Nevertheless, studies of students with disabilities in Tanzania indicate the urgent need for new initiatives to destroy the barriers which hinder education opportunities for children with disabilities.
According to the national study of persons with disabilities in Tanzania (Tanzania 2008 Disability Survey), 13.2% of all Tanzanian households have at least one member with a disability (Tanzania 2008 Disability Survey) and more than 4.2 million people in Tanzania live with a disability (CCBRT.org). Persons with disabilities are more likely to end up suffering from illiteracy, with about half (47.6%) of the population over 15 years of age living with a disability being illiterate.
There are several reasons behind the low school attendance amongst persons with disabilities. One of the biggest challenges is activity limitations caused by the disability. This is often caused by inadequate physical environments, such as the inappropriate design of school buildings which limits the ability to take part in activities. Many students face difficulty when it comes to learning materials because most schools do not have the necessary materials for students with disabilities (Mkumbo, 2008).
Children with disabilities often experience stigma and discrimination both in school from other students and from the surrounding community (Martinez, 2017). Because of the stigma, many disabled children are hidden away by their families and never enrolled in school.
By creating community dialogue, the Pamoja Project aims to reduce negative stereotypes and stigmas that people with disabilities face, using 3D animation.
Tai’s goals work closely in alignment with the Sustainable Development Goals (SDGs) created by the United Nations: SDGs 1 and 4 focus specifically on issues related to people with disabilities. SDG 4 focuses on quality education which aims to secure inclusive education for all, including students with disabilities, and SDG 1 focuses on the connection between poverty and disability.
To address the many challenges people with disabilities face, Tai recognizes the unique value of using storytelling as a development method because it is known to be a successful tool to create social behavioral change! 3D animation films are a particularly useful tool for the development field because of their ability to create engagement, address sensitive topics, and deliver complex ideas.
As we aim to secure recognition and reflection from the viewers, each episode is based on stories and issues highlighted and given from people with disabilities themselves, reflecting five different disabilities: blindness, albinism, deafness, physical impairment, and mental disabilities. Each episode will revolve around a specific disability and reflect challenges and stigmas related to that disability. The project is based on the human-centered design (HCD), which is a method used to develop solutions to problems with the involvement of human perspectives in the problem-solving process.
We use 3D animation as an edutainment means, to engage the community.
We collect testimony from people with disabilities to give visibility on the challenges they face.
We share our videos to disseminate educational materials to the community, so as to reduce negative stereotypes and stigmas
Currently, the project is in its starting phase with an upcoming pilot episode reflecting physical impairment, which will be showcased through media and community engagement events.
During the starting phase of the half-year pilot in September 2019, Tai conducted a stakeholder engagement with representatives from several NGOs working with disabilities, teachers with disabilities, and students with disabilities.
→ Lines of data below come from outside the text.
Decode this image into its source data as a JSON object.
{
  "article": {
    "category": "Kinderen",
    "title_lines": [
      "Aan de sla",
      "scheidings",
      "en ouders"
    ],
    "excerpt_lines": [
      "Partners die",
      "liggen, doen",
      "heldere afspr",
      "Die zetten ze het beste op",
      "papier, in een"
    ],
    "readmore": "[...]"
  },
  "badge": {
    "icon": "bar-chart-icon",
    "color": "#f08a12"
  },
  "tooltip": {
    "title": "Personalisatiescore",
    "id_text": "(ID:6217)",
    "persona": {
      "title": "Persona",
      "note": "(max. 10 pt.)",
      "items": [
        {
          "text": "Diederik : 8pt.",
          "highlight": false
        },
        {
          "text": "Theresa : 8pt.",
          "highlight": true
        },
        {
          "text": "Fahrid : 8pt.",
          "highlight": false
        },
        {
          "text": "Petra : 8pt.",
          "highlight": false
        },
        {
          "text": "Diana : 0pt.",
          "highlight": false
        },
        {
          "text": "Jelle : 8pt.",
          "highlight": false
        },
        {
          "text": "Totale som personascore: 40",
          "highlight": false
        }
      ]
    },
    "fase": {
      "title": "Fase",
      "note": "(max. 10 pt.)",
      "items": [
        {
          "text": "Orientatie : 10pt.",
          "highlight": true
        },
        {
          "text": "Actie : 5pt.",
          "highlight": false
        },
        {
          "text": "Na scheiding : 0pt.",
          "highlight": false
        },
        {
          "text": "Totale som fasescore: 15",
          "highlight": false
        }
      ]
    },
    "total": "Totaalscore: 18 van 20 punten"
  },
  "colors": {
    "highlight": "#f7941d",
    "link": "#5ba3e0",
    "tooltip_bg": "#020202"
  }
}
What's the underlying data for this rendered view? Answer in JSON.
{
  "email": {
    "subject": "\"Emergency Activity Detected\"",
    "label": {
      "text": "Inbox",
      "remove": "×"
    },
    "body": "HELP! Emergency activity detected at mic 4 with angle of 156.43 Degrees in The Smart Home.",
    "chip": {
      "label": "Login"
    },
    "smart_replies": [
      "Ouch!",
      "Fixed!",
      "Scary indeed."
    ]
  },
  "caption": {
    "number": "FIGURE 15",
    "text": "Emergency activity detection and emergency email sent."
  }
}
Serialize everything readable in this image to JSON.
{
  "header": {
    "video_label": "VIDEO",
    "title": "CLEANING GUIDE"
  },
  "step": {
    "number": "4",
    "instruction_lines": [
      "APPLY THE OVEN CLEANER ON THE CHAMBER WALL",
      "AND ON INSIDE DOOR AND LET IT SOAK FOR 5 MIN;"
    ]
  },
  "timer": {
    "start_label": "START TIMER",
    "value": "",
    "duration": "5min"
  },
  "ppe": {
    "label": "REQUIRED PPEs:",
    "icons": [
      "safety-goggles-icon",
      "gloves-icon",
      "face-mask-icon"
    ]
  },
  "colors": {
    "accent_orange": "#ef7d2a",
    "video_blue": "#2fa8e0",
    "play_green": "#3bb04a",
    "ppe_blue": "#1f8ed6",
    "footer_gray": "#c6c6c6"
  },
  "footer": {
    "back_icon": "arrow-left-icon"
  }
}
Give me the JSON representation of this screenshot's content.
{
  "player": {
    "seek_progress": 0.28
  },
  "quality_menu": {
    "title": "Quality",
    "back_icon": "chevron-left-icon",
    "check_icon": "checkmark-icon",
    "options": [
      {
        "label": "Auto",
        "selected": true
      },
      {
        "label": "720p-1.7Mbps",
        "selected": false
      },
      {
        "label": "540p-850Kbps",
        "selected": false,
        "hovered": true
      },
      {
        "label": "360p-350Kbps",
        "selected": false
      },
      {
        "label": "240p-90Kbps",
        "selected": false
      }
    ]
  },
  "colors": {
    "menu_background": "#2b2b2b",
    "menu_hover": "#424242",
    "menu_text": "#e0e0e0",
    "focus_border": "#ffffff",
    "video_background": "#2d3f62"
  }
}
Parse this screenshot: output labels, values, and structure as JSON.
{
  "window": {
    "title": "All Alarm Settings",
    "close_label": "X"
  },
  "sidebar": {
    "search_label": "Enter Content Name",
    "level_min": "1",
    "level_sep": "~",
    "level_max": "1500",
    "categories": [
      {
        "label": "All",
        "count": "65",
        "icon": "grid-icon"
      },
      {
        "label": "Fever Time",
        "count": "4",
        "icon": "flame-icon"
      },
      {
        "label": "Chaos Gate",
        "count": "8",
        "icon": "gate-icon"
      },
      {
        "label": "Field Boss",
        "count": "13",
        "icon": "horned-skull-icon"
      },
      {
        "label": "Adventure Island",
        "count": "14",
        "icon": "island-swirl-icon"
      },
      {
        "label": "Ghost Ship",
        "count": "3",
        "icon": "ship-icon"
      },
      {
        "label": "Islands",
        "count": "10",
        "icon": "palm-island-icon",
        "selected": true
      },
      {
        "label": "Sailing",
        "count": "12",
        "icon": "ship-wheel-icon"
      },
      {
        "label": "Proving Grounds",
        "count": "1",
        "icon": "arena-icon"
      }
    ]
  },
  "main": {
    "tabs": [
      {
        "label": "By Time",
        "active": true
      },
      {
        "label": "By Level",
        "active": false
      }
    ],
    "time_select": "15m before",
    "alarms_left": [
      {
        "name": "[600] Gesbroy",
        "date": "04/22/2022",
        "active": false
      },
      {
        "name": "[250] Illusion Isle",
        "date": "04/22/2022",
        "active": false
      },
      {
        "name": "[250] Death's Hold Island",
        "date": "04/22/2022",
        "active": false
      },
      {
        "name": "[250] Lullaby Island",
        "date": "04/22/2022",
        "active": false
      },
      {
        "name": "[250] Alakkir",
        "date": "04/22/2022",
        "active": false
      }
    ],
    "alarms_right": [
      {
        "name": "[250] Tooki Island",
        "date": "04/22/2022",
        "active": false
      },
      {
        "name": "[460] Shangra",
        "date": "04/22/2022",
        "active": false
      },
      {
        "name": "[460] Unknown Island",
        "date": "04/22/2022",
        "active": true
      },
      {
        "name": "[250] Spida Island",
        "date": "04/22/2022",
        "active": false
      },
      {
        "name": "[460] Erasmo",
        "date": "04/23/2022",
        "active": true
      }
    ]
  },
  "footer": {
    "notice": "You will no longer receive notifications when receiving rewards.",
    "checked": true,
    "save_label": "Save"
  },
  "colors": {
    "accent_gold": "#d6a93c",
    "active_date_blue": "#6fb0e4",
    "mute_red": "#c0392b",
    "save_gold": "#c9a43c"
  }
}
After this, we have collected stories from persons with a physical impairment to learn about issues they face, so that the episodes could be built around real-life experiences.
Each episode will be showcased on television channels, and radio theatre episodes will be played on national radio stations. Additionally, the episodes will be shared on social media platforms and community engagement events will take place. All episodes and the partnering activities will be in Swahili, the national language of Tanzania so that the intended message will easily be conveyed to students and community members.
The primary beneficiaries of the Pamoja Project are primary school students with disabilities and the main characters and stories in each episode will reflect their lives. The primary targets will be community members, including policymakers, community influencers, such as religious and community leaders, institutional leaders, social- and traditional media influencers, etc. These different levels of community members are chosen because they either influence peoples; attitudes towards disabled persons or because they engage with them.